When a natural disaster happens somewhere you know, it seems to affect you more than somewhere anonymous.  And I lived over five years in central Italy.

I never lived in the Abruzzi mountains.  But I had a fine view of them from my bedroom window whilst in Monteporzio Catone, where I lived for close to three years.  And they were a regular weekend stomping ground.  I found them more challenging than other mountains: maps were poor compared to anything I’m used to, and – more problematically – water could be hard to find: with so much limestone, it all goes underground.

L’Aquila (“The Eagle”), the town devastated by the recent earthquake, was (is) the gateway to the highest mountains in central Italy: the Gran Sasso (“Great Stone“) range, and Corno Grande (“Great Horn“), the highest peak[1].  The area holds some of my best Italian memories: from breathtaking summer sunsets and magical nights, to the winter night when I got up in the morning to find the tracks of a bear in the snow passing by the tent (the track wasn’t new, but I hadn’t seen it in the dark when I selected the spot).  Also some less happy days, including twice getting caught out in the summer heat with insufficient water and getting seriously dehydrated – the second time after finding no less than two “springs” marked on the CAI (Club Alpinismo Italiano) map that turned out to be dry before a third one finally yielded water.

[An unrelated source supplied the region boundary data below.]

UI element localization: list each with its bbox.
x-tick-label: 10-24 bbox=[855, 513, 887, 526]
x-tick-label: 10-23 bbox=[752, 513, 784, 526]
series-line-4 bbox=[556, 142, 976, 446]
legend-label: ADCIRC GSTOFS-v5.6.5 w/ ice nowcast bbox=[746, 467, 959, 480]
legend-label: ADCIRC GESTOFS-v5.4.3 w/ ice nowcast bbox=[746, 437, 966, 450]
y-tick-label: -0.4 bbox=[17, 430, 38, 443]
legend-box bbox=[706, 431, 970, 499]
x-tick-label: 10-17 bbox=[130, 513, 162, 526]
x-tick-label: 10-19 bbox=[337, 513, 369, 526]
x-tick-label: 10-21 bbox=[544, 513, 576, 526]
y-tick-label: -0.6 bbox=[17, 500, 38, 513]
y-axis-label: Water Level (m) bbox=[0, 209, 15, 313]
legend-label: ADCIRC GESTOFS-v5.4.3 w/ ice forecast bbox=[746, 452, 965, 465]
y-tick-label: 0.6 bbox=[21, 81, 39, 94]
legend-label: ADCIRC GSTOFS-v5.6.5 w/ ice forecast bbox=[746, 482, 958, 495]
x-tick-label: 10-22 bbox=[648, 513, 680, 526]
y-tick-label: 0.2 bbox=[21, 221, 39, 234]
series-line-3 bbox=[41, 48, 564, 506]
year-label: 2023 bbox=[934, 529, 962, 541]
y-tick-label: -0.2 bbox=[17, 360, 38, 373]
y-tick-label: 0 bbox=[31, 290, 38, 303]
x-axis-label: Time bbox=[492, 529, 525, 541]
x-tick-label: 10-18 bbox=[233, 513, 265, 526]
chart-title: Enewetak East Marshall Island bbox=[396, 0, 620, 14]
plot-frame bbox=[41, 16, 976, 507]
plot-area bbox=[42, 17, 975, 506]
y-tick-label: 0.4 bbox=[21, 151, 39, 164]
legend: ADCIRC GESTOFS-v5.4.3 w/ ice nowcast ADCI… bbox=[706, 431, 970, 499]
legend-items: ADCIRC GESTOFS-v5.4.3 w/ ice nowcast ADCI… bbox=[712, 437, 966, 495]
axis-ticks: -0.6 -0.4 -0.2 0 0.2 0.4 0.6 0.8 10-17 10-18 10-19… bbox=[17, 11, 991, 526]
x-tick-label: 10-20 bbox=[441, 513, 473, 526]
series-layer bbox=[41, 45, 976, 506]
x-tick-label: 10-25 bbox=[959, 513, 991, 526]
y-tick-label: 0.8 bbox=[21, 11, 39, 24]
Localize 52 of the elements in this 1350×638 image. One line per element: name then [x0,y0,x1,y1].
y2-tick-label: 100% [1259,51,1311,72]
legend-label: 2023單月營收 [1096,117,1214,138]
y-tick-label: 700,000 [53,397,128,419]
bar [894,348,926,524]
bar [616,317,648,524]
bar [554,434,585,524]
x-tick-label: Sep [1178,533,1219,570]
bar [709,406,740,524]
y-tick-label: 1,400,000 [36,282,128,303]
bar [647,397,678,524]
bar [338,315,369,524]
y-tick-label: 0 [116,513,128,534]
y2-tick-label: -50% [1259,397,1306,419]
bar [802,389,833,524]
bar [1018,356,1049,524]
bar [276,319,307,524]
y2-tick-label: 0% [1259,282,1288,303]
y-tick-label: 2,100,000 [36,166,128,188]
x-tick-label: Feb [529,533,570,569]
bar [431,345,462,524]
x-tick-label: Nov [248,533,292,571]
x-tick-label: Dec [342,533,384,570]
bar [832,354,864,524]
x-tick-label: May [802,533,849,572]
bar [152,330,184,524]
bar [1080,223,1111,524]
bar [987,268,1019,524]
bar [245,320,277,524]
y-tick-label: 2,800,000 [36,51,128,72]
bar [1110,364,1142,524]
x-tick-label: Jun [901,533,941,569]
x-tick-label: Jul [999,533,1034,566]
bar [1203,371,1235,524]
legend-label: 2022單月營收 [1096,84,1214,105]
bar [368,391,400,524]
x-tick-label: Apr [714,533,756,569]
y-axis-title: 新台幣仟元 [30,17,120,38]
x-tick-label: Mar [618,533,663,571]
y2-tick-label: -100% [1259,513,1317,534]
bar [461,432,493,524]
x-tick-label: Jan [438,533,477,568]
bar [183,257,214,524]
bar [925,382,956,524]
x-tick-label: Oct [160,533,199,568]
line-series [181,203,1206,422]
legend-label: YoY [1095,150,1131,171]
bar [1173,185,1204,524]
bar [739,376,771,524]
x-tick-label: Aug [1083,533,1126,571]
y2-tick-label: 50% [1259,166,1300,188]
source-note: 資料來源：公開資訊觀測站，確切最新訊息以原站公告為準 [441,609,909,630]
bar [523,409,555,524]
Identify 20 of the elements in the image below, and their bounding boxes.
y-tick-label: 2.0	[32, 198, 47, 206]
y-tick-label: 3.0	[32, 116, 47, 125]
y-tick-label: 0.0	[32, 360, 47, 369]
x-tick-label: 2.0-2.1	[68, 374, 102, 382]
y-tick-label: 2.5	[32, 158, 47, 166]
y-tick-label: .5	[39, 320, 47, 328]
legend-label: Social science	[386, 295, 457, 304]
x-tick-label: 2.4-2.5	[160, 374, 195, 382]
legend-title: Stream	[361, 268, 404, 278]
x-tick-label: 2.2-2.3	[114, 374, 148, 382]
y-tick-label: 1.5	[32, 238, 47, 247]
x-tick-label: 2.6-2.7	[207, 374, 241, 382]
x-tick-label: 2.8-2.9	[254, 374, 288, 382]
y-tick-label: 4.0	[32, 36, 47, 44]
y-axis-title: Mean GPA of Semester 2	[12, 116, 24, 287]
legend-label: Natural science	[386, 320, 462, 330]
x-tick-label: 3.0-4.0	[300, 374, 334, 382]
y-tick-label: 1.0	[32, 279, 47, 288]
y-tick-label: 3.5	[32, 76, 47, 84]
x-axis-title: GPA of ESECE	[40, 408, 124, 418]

So the pictures of devastation are … kind of an old friend, and my best wishes are with the people as they come to terms with their loss, and rebuild their homes.  At least they have some advantages.  They’re a developed country with modern equipment and – at best – a fine tradition of civil engineering.   And there’s quite a lot of community culture, so mutual help should come naturally to them.

Well, at times like this, …

[1] The links in this sentence are a random selection googled for having some nice pics.

Sun and IBM

No, I’m not going to talk about recent reports. Even if I knew something you didn’t (which I don’t), I probably wouldn’t feel comfortable writing it here.

But I just have to point my readers to a lovely comparison by Jeff Kesselman (spotted via Sam Ruby’s blog). Written four years ago, so no risk of being influenced by current events, yet those who are watching may find it strangely familiar! Jeff has experience of both companies, and his preference seems to show through his slightly-tongue-in-cheek piece.

Oh, maybe there is a serious comparison that deserves mention at this point. Someone remind me: when was it IBM made one of the biggest stonking losses in corporate history, before reinventing itself as primarily a services company? It feels as if Sun might be at a comparable, though less extreme, point in its life.